# SEC - Spheria Emerging Companies



## System (22 October 2017)

Spheria Emerging Companies Limited provides an opportunity to invest in an actively managed, Australian and New Zealand small and micro companies portfolio, designed for investors seeking capital growth and portfolio diversification.

The aim of the Company is to outperform the S&P/ASX Small Ordinaries Accumulation Index, and provide investors with capital growth and income over the medium-to-long term by investing predominantly in Australian listed entities within the S&P/ASX Small Ordinaries Index.
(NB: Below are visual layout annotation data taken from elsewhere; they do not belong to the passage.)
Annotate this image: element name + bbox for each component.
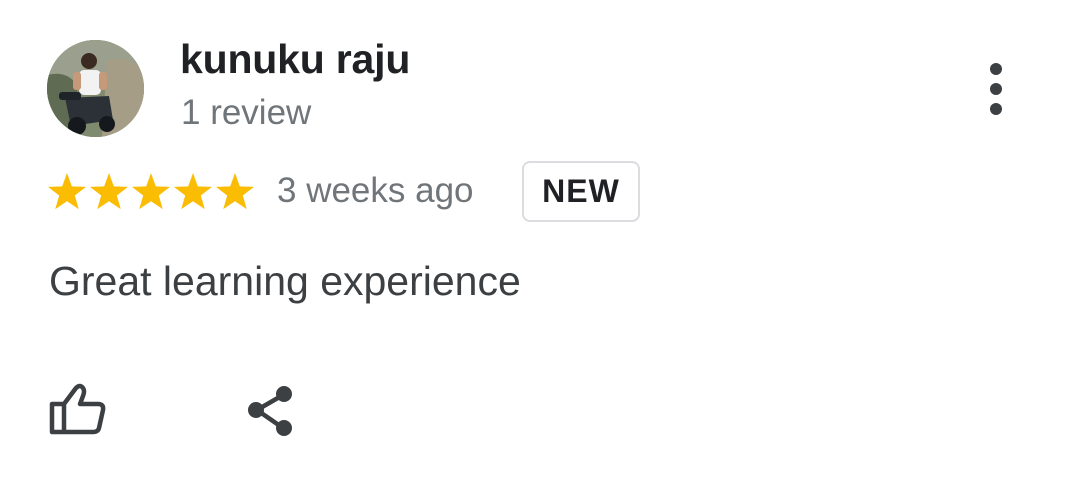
avatar-photo (47, 40, 144, 137)
like-button[interactable] (46, 380, 112, 440)
author-name[interactable]: kunuku raju (180, 36, 410, 83)
share-button[interactable] (240, 380, 302, 442)
review-card: kunuku raju 1 review 3 weeks ago NEW Gre… (0, 0, 1080, 481)
star-icon (215, 173, 255, 210)
star-icon (89, 173, 129, 210)
thumb-up-icon (49, 383, 106, 435)
review-text: Great learning experience (49, 258, 521, 304)
author-review-count: 1 review (181, 93, 312, 132)
star-icon (47, 173, 87, 210)
review-time: 3 weeks ago (277, 171, 474, 210)
star-rating (46, 170, 256, 214)
new-badge: NEW (522, 161, 640, 222)
author-avatar[interactable] (47, 40, 144, 137)
star-icon (173, 173, 213, 210)
share-icon (248, 386, 292, 436)
star-icon (131, 173, 171, 210)
more-options-button[interactable] (970, 56, 1022, 122)
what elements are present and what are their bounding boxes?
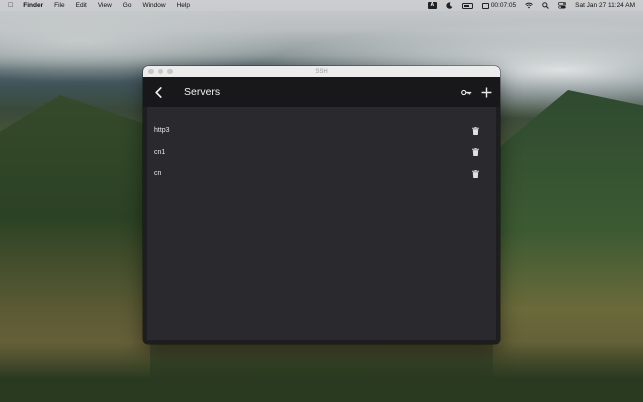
- servers-panel: http3 cn1 cn: [147, 107, 496, 340]
- plus-icon: [481, 87, 491, 97]
- app-header: Servers: [143, 77, 500, 107]
- delete-server-button[interactable]: [470, 169, 480, 179]
- page-title: Servers: [184, 86, 221, 98]
- wifi-icon[interactable]: [525, 2, 533, 9]
- moon-icon[interactable]: [446, 2, 453, 9]
- menu-edit[interactable]: Edit: [76, 2, 87, 9]
- server-name: http3: [154, 127, 170, 135]
- delete-server-button[interactable]: [470, 147, 480, 157]
- menu-help[interactable]: Help: [177, 2, 190, 9]
- trash-icon: [471, 169, 479, 178]
- key-icon: [460, 89, 471, 95]
- back-button[interactable]: [151, 85, 165, 99]
- window-titlebar[interactable]: SSH: [143, 66, 500, 77]
- trash-icon: [471, 126, 479, 135]
- menu-go[interactable]: Go: [123, 2, 132, 9]
- status-area: A 00:07:05 Sat Jan 27 11:24 AM: [427, 2, 635, 9]
- wallpaper-trees: [0, 342, 643, 402]
- server-name: cn: [154, 170, 162, 178]
- server-row[interactable]: cn1: [147, 142, 496, 164]
- chevron-left-icon: [154, 86, 162, 98]
- server-list: http3 cn1 cn: [147, 107, 496, 185]
- menu-bar:  Finder File Edit View Go Window Help A…: [0, 0, 643, 11]
- menu-view[interactable]: View: [98, 2, 112, 9]
- window-title: SSH: [315, 68, 328, 75]
- ssh-window: SSH Servers http3 cn1 cn: [143, 66, 500, 344]
- menu-window[interactable]: Window: [142, 2, 165, 9]
- timer-text: 00:07:05: [490, 2, 517, 9]
- server-row[interactable]: http3: [147, 120, 496, 142]
- screen-recording-icon: [481, 2, 489, 9]
- delete-server-button[interactable]: [470, 126, 480, 136]
- control-center-icon[interactable]: [558, 2, 567, 9]
- menu-datetime[interactable]: Sat Jan 27 11:24 AM: [575, 2, 635, 9]
- trash-icon: [471, 148, 479, 157]
- keys-button[interactable]: [460, 86, 472, 98]
- search-icon[interactable]: [542, 2, 550, 9]
- add-server-button[interactable]: [480, 86, 492, 98]
- menu-file[interactable]: File: [54, 2, 64, 9]
- header-actions: [460, 86, 492, 98]
- input-source-icon[interactable]: A: [427, 2, 437, 9]
- menu-app-name[interactable]: Finder: [23, 2, 43, 9]
- apple-menu-icon[interactable]: : [8, 2, 13, 9]
- server-row[interactable]: cn: [147, 163, 496, 185]
- battery-icon[interactable]: [461, 2, 473, 9]
- screen-recording-timer[interactable]: 00:07:05: [481, 2, 517, 9]
- server-name: cn1: [154, 148, 166, 156]
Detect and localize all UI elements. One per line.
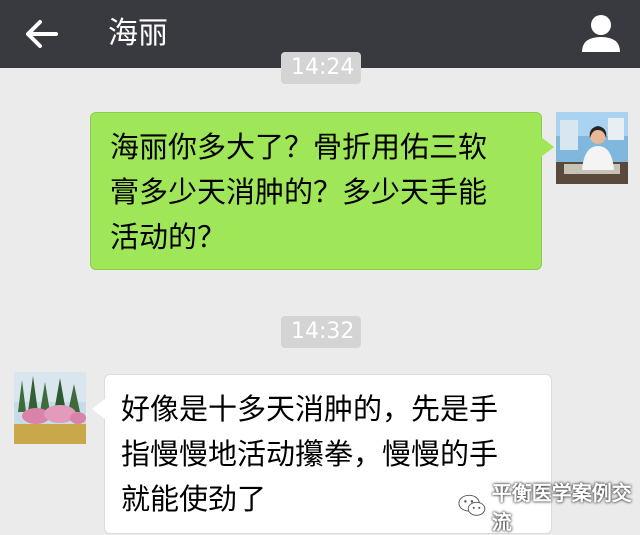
message-line: 指慢慢地活动攥拳，慢慢的手 <box>121 437 499 471</box>
arrow-left-icon <box>26 20 58 48</box>
self-avatar[interactable] <box>556 112 628 184</box>
watermark-text: 平衡医学案例交流 <box>491 481 632 534</box>
outgoing-message[interactable]: 海丽你多大了？骨折用佑三软 膏多少天消肿的？多少天手能 活动的？ <box>90 112 554 270</box>
wechat-logo-icon <box>458 494 486 516</box>
contact-avatar[interactable] <box>14 372 86 444</box>
message-line: 膏多少天消肿的？多少天手能 <box>110 175 488 209</box>
timestamp: 14:32 <box>281 316 361 348</box>
message-line: 海丽你多大了？骨折用佑三软 <box>110 130 488 164</box>
person-icon <box>582 15 620 52</box>
profile-button[interactable] <box>578 10 624 56</box>
back-button[interactable] <box>20 12 64 56</box>
message-line: 好像是十多天消肿的，先是手 <box>121 392 499 426</box>
message-line: 活动的？ <box>110 220 227 254</box>
watermark: 平衡医学案例交流 <box>458 481 640 534</box>
timestamp: 14:24 <box>281 52 361 84</box>
chat-title: 海丽 <box>108 16 168 51</box>
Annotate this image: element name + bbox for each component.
It is anticipated that SEC will list on the ASX during December 2017.

http://www.spheria.com.au


----------



## Miner (7 November 2017)

Folks
There have been some great success stories like VG1, WMI from recent IPOs. Not so much success stories with stagnant pricing for some of the investment fund like SEC scrips. eg : PL8 and others.
What do you believe the future or rather potential of SEC ?
Cheers


----------



## Tightwad (8 November 2017)

it's a good space at the moment, but not sure that they'll command the premium that wilson's have with wmi.  compared it to a similar lic with a good record and it was trading slightly below NAV


----------



## Miner (8 November 2017)

Tightwad said:


> it's a good space at the moment, but not sure that they'll command the premium that wilson's have with wmi.  compared it to a similar lic with a good record and it was trading slightly below NAV



Thanks Tightwad. I am watching the space accordingly . WMI has been  a great success so far and I agree with your observation


----------



## AUSG (22 May 2019)

Hi guys
I am just curious how would you evaluate a LiC ?


----------